Startup Impossible
On the Food Network television show "Restaurant Impossible", celebrity chef Robert Irvine takes a failing business and turns it out around in two days on a $10,000 budget.
Unlike other Food Network shows, this one isn't just a food competition. Restaurant Impossible touches on all the aspects of running a business, including hiring, management, service, revenue, and more.
The similarities between restaurants and a startup are incredible.
Starting a restaurant and starting a tech startup seem super glamorous. Everyone dreams of being the boss at their own restaurant, sitting back with a Manhattan while the place runs itself and customers pour in.
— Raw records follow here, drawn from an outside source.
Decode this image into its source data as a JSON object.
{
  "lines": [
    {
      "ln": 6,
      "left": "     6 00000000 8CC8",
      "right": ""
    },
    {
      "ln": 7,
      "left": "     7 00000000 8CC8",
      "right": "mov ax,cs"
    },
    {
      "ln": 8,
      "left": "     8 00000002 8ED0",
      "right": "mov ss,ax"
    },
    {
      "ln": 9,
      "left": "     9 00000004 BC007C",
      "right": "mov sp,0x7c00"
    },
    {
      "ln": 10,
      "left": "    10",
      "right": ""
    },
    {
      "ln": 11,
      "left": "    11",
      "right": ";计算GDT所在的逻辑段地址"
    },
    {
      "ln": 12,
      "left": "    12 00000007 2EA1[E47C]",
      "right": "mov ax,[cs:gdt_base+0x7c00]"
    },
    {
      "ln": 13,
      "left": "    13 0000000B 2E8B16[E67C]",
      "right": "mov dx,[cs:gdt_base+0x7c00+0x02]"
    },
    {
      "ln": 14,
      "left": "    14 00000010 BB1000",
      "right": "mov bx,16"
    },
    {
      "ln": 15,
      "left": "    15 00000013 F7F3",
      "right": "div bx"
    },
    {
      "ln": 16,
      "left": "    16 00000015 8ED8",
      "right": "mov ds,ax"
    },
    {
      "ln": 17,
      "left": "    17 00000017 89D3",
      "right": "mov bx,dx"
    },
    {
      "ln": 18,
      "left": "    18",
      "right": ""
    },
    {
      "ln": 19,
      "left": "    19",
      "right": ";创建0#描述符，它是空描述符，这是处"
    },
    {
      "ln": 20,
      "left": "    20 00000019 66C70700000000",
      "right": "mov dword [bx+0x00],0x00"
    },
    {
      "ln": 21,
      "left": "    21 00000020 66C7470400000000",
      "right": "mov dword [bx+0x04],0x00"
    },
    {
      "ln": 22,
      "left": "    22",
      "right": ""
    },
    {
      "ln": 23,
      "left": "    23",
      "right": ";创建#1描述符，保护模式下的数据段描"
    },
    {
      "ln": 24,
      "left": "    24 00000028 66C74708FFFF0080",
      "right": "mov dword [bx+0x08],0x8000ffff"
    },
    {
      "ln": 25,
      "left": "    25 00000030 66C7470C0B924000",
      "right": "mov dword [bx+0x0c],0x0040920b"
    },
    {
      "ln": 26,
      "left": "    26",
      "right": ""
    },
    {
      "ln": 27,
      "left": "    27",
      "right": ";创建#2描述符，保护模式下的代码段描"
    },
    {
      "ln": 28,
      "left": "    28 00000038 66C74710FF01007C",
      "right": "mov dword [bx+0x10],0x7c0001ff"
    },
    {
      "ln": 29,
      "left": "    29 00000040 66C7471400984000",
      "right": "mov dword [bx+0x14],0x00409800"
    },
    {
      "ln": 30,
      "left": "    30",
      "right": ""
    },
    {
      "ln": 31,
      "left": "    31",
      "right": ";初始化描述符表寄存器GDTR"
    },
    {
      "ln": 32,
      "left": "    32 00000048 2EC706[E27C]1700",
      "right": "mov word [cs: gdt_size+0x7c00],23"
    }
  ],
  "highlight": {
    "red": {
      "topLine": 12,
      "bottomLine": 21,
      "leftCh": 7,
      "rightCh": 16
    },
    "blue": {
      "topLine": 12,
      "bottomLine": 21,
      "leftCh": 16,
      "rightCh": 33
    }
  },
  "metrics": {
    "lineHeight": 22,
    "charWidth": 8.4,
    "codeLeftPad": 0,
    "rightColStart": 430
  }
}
And if you read TechCrunch every day, you will get the impression that starting a company is easy. Everyone is raising tons of money and gaining traction.
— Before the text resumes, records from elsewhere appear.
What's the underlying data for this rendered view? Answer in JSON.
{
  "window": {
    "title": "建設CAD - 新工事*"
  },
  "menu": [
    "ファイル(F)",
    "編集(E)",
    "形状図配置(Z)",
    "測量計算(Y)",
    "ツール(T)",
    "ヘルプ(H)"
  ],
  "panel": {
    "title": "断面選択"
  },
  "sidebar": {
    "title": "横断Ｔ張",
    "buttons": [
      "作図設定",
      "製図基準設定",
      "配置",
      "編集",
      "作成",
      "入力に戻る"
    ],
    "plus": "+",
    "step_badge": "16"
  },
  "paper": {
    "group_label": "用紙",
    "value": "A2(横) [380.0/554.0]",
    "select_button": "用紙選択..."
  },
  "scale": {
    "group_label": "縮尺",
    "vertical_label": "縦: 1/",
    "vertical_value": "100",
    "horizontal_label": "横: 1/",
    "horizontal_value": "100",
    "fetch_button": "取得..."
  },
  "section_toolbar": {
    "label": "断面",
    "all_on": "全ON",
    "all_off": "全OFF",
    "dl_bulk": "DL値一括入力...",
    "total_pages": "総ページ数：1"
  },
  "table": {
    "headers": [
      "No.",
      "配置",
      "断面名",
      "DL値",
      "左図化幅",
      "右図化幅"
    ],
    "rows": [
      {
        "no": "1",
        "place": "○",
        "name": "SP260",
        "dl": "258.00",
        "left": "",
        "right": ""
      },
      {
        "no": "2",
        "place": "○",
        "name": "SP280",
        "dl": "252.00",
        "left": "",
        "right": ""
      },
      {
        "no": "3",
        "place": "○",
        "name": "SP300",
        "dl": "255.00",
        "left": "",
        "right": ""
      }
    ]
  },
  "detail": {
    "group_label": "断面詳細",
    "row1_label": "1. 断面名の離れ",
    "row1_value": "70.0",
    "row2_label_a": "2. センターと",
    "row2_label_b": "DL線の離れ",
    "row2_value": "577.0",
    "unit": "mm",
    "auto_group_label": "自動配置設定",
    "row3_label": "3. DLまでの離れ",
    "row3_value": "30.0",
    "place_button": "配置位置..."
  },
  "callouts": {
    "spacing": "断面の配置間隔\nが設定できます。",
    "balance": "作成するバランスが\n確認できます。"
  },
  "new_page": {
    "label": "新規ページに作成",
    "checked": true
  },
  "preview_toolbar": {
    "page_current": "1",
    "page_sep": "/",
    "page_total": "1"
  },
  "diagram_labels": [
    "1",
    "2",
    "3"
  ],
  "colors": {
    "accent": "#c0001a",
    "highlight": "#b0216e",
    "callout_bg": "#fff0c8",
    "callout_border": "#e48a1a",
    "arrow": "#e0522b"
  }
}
But that's wrong. It's a lot of blood, sweat, and tears. It doesn't matter how many employees you have. You have to give it 110%.
The most common scenario on "Restaurant Impossible" is when a restaurant that was once thriving has lost its way. The reasons are almost identical to why a startup might fail:
- The business stops innovating. You can't let this happen. You have to keep changing and evolving. Your comptition will.
- Employee quality goes down. You might make a mediocre hire, then another, then another. All of a sudden the quality of your team is way down. You need to cut them loose.
- Your design gets stale. You must always be refreshing and giving customers something new and exciting.
- The business is not metrics driven. There is no way to scale a company if you aren't looking at metrics. Even restaurants need to understand their "users".
- Service quality goes down. It's hard to scale this, but it's important to keep overall sentiment and word of mouth positive.
- The business owner loses motivation. You can't give up. It's up to you to keep pushing forward and keep your team excited.
- Pricing doesn't sustain the business. Often restaurants don't raise their prices for years, even though costs have gone up. Similarly, startups sometimes never even find a business model.
A business owner or startup founder/CEO is trying to keep an existing business running, while still looking ahead to where the business needs to be in 3 or 5 years.
If you stop moving forward, you'll slowly see that you're actually moving backwards, as users leave and go elsewhere.